CloverLeaf on Intel Multi-Core CPUs: A Case Study in Write-Allocate Evasion
Jan Laukemann, Thomas Gruber, Georg Hager, Dossay Oryspayev, Gerhard Wellein
TL;DR
The paper analyzes the MPI-only CloverLeaf mini-app from SPEChpc 2021 on Intel Ice Lake SP and Sapphire Rapids CPUs, uncovering performance breakdowns at prime process counts due to write-allocate evasion dynamics. It develops first-principles memory-traffic models for the 22 hotspot loops, validated by microbenchmarks and full-node measurements, and demonstrates that SpecI2M activates near memory-bandwidth saturation to reduce WA traffic, with significant dependence on inner-loop length and data access patterns.

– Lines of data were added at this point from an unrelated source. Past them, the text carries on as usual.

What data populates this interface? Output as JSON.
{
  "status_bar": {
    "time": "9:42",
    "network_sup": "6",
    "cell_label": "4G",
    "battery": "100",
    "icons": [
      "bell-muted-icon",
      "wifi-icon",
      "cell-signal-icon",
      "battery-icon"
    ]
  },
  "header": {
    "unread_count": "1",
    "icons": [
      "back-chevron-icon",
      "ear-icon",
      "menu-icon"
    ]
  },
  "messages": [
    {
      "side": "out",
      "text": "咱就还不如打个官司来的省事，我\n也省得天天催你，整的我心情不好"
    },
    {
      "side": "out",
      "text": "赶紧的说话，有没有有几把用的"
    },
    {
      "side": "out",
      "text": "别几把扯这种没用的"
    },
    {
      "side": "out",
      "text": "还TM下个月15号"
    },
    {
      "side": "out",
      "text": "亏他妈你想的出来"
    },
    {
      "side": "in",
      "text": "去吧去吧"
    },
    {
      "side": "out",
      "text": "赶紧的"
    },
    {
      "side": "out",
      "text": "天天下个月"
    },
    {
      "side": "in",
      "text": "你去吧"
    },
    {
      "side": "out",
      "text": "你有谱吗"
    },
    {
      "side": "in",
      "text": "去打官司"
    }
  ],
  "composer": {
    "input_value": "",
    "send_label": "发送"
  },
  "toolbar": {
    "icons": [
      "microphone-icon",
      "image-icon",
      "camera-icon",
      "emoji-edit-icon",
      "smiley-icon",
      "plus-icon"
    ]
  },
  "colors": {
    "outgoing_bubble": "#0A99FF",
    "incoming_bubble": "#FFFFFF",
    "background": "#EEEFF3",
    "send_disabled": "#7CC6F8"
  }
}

By combining non-temporal stores, loop reorganizations, and SpecI2M, the authors achieve lower code balance and better performance, though the prime-number effect remains only partially explained and more pronounced on Sapphire Rapids. The findings highlight the relevance of WA evasion mechanisms for memory-bound streaming codes and call for more transparent vendor details to enable precise quantitative modeling across architectures.
Abstract
In this paper we analyze the MPI-only version of the CloverLeaf code from the SPEChpc 2021 benchmark suite on recent Intel Xeon "Ice Lake" and "Sapphire Rapids" server CPUs. We observe peculiar breakdowns in performance when the number of processes is prime. Investigating this effect, we create first-principles data traffic models for each of the stencil-like hotspot loops. With application measurements and microbenchmarks to study memory data traffic behavior, we can connect the breakdowns to SpecI2M, a new write-allocate evasion feature in current Intel CPUs. For serial and full-node cases we are able to predict the memory data volume analytically with an error of a few percent. We find that if the number of processes is prime, SpecI2M fails to work properly, which we can attribute to short inner loops emerging from the one-dimensional domain decomposition in this case. We can also rule out other possible causes of the prime number effect, such as breaking layer conditions, MPI communication overhead, and load imbalance.